- Promotional poster
- Directed by: Najdat Anzour
- Starring: Fabio Testi, Bill Fellows and Marco Foschi
- Release date: 11 September 2013 (London premiere);
- Country: Syria
- Languages: English Arabic

= King of the Sands =

King of the Sands is a 2013 Syrian historical and biographical film, directed by Najdat Anzour, with the main characters starring Fabio Testi, Bill Fellows in the title roles.

==Story==
King of the Sands is a biopic of King Abdulaziz, an emir of the central Arabian Al Saud clan and founder of the present-day kingdom of Saudi Arabia.

King of the Sands is presented as a "landmark taboo-breaking film", depicting a "dichotomous" story. It presents an impoverished prince in exile who reconquers his ancestral lands (Najd), and continues to expand his dominion until he controls the better part of the Arabian Peninsula. This accomplishment demanded "single-minded ruthlessness". He exterminated the rivaling Emirs of Ha'il. He later massacred his own shock troops, the Ikhwan (an irregular militia recruited from the main nomadic tribes), when they became a liability in the late 1920s and early 1930s. They had threatened the king's relations with the British in Jordan and Iraq. This film also depicts Western imperialism as impinging on the monarch's independence, foreshadowing the kingdom's future entanglement in world affairs once the oil started to flow.

==Cast==

- Fabio Testi as King Abdulaziz
- Bill Fellows as St John Philby
- Marco Foschi as King Abdulaziz (young)
- Mohammed Rafee
- Adnan Abdul Jalil as Judge
- Amjad Hussain
- Hamida Salim as King Abdulaziz's assistant

==Controversies==
The depiction of the founder of the kingdom of Saudi Arabia draws criticism by the Saudi royal family and some of the family's allies in the western countries. Its release came amidst the deterioration of relations between Saudi Arabia and Syria due to the Syrian civil war, in which Riyadh backed Syrian opposition against the Syrian government.

Najdat Anzour who directed the film is the son of the Syrian pioneer of Arab cinema, Ismail Anzour. Although Najdat's reputation rest primarily on the production of epic TV series about important episodes in Islamic history and West Asia, he is also known for controversial political topics. His latest, King of the Sands, falls into that category.

At a press conference, on 18 April 2012, the director reported that he has already received threats of lawsuits by unidentified parties trying to prevent the film's release.

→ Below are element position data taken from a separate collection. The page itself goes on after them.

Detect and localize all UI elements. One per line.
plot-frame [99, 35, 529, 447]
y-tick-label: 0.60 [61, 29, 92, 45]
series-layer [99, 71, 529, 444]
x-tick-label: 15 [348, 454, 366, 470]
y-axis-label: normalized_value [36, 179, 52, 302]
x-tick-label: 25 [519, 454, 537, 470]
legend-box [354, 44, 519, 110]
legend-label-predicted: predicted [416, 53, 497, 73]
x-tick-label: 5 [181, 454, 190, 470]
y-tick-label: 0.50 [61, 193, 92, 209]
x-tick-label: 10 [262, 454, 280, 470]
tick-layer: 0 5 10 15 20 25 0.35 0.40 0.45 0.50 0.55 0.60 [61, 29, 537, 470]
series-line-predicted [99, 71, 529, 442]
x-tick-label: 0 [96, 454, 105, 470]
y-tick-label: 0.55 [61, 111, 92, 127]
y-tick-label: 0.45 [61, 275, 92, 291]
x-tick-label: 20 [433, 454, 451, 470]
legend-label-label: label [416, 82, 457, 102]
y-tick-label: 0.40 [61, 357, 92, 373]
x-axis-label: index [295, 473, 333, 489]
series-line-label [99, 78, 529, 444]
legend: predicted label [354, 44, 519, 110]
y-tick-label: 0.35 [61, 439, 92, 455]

Saudi Arabian authorities reacted strongly to the film. Talal bin Abdulaziz Al Saud, son of Abdulaziz Al Saud and a senior member of the Saudi royal family, described the film as a great disrespect to the kingdom's founder. He said that “We have already made contacts with Bashar al Assad via a mutual friend to bring the screening of the movie to an end in the Arab country”. He also described Najdat Anzour as director of sexual jihad or Jihad al-Nikah.

===Death threats===
Anzour said he has received death threats over the film.

On 20 December 2013, Syrian movie director Najdat Anzour said he holds the Saudi government responsible for any harm that might come to him and his staff who joined him in the making of King of the Sands, a movie critical of Saudi Arabia.

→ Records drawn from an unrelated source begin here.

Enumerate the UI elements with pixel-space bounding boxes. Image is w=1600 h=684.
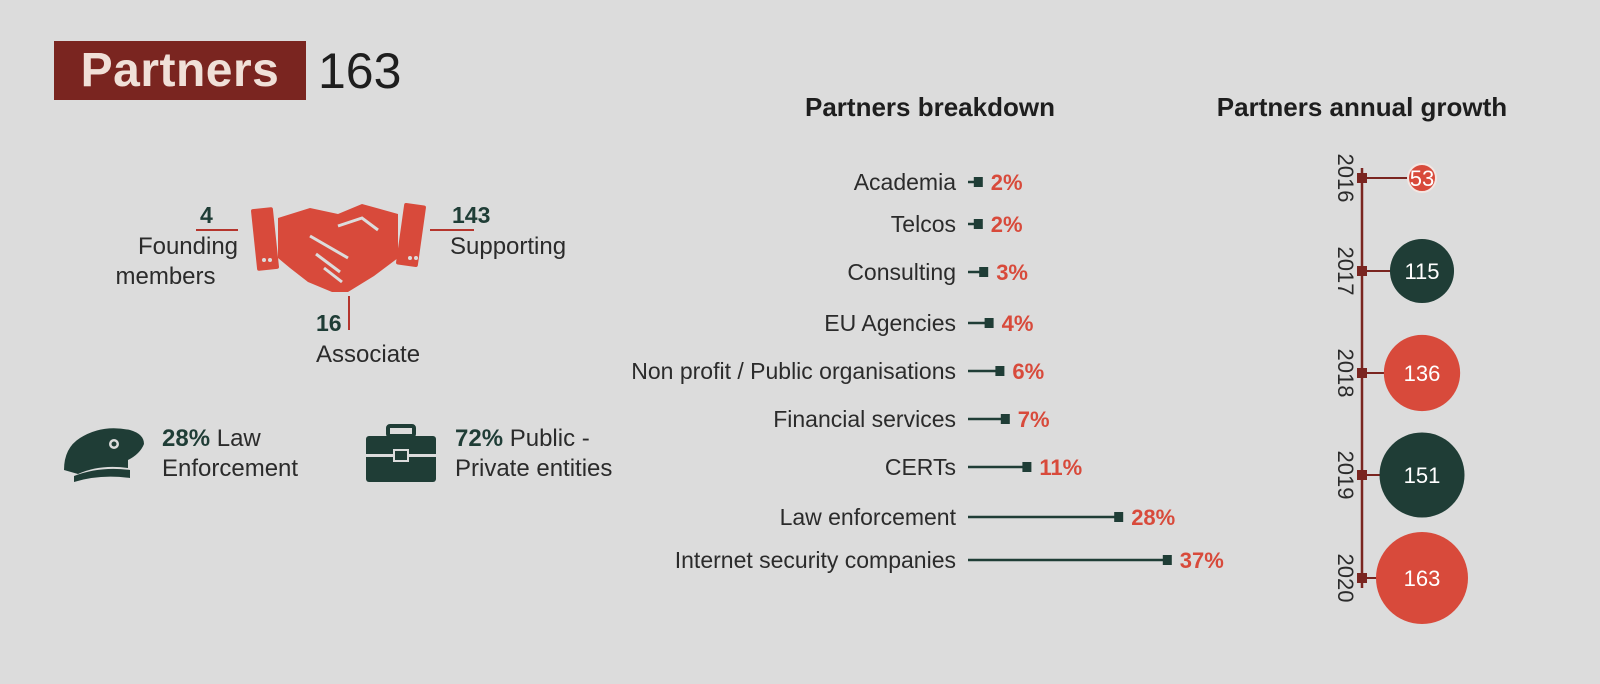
- growth-year-label: 2019: [1333, 451, 1358, 500]
- growth-chart: Partners annual growth 2016 53 2017 115 2018 1…: [1217, 92, 1507, 624]
- public-private-label-1: Public -: [509, 425, 590, 452]
- breakdown-category-label: Non profit / Public organisations: [631, 358, 956, 384]
- breakdown-category-label: CERTs: [885, 454, 956, 480]
- founding-count: 4: [200, 202, 213, 228]
- growth-bubble: [1383, 334, 1461, 412]
- briefcase-icon: [366, 424, 436, 482]
- associate-count: 16: [316, 310, 342, 336]
- founding-label: Founding members: [115, 232, 258, 292]
- growth-bubble: [1379, 432, 1465, 518]
- breakdown-value-label: 6%: [1012, 359, 1044, 384]
- breakdown-bar-end: [1022, 462, 1032, 472]
- growth-year-label: 2016: [1333, 154, 1358, 203]
- growth-bubble: [1389, 238, 1455, 304]
- breakdown-bar-end: [1162, 555, 1172, 565]
- associate-line: [348, 296, 350, 330]
- breakdown-value-label: 11%: [1039, 455, 1082, 480]
- law-text: 28% Law Enforcement: [162, 424, 298, 484]
- growth-marker: [1357, 368, 1367, 378]
- breakdown-category-label: Internet security companies: [675, 547, 956, 573]
- handshake-icon: [251, 203, 426, 292]
- breakdown-bar-end: [995, 366, 1005, 376]
- breakdown-category-label: EU Agencies: [824, 310, 956, 336]
- breakdown-value-label: 28%: [1131, 505, 1175, 530]
- breakdown-category-label: Consulting: [847, 259, 956, 285]
- header-total: 163: [318, 43, 402, 99]
- growth-year-label: 2017: [1333, 247, 1358, 296]
- breakdown-value-label: 4%: [1002, 311, 1034, 336]
- breakdown-value-label: 37%: [1180, 548, 1224, 573]
- growth-value-label: 136: [1404, 361, 1441, 386]
- breakdown-category-label: Academia: [854, 169, 956, 195]
- founding-label-1: Founding: [137, 233, 239, 260]
- breakdown-value-label: 2%: [991, 170, 1023, 195]
- growth-year-label: 2020: [1333, 554, 1358, 603]
- breakdown-value-label: 7%: [1018, 407, 1050, 432]
- growth-year-label: 2018: [1333, 349, 1358, 398]
- header-badge: Partners: [54, 41, 306, 100]
- header-label: Partners: [80, 44, 280, 97]
- growth-value-label: 115: [1404, 259, 1439, 284]
- police-cap-icon: [64, 428, 144, 482]
- breakdown-bar-end: [1000, 414, 1010, 424]
- breakdown-bar-end: [984, 318, 994, 328]
- public-private-label-2: Private entities: [455, 455, 613, 482]
- growth-bubble: [1376, 532, 1468, 624]
- breakdown-value-label: 2%: [991, 212, 1023, 237]
- supporting-count: 143: [452, 202, 491, 228]
- public-private-pct: 72%: [455, 425, 504, 452]
- breakdown-category-label: Law enforcement: [780, 504, 957, 530]
- breakdown-bar-end: [973, 177, 983, 187]
- associate-label: Associate: [316, 341, 421, 368]
- law-label-2: Enforcement: [162, 455, 299, 482]
- law-label-1: Law: [216, 425, 261, 452]
- supporting-label: Supporting: [450, 233, 567, 260]
- growth-bubble: [1407, 163, 1437, 193]
- breakdown-category-label: Financial services: [773, 406, 956, 432]
- breakdown-bar-end: [973, 219, 983, 229]
- growth-marker: [1357, 573, 1367, 583]
- public-private-text: 72% Public - Private entities: [455, 424, 612, 484]
- breakdown-chart: Partners breakdown Academia 2% Telcos 2% Cons…: [631, 92, 1224, 573]
- growth-value-label: 163: [1404, 566, 1441, 591]
- founding-line: [196, 229, 238, 231]
- growth-value-label: 53: [1410, 166, 1434, 191]
- supporting-line: [430, 229, 474, 231]
- growth-marker: [1357, 470, 1367, 480]
- growth-value-label: 151: [1404, 463, 1441, 488]
- breakdown-category-label: Telcos: [891, 211, 956, 237]
- breakdown-title: Partners breakdown: [805, 92, 1055, 122]
- founding-label-2: members: [115, 263, 216, 290]
- growth-marker: [1357, 173, 1367, 183]
- growth-marker: [1357, 266, 1367, 276]
- growth-title: Partners annual growth: [1217, 92, 1507, 122]
- breakdown-value-label: 3%: [996, 260, 1028, 285]
- law-pct: 28%: [162, 425, 211, 452]
- breakdown-bar-end: [979, 267, 989, 277]
- breakdown-bar-end: [1114, 512, 1124, 522]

After the movie was screened in Damascus, a Saudi cleric, Adnan al-Ayed issued a fatwa authorizing the killing of Anzour as "condonable and necessary". The preacher is said to have justified his fatwa by claiming that the director, Najdat Anzour, has insulted Islam by attacking the kingdom's founder through his film.

===Attempted ban===
A Saudi royal have attempted to ban the King of the Sands movie from screening in other countries. The film was shown in Damascus, despite attempts from a Saudi prince to have it banned in Syria. There is no report about public show of the movie in any other countries but a mixed reports about a private screening in London, Britain.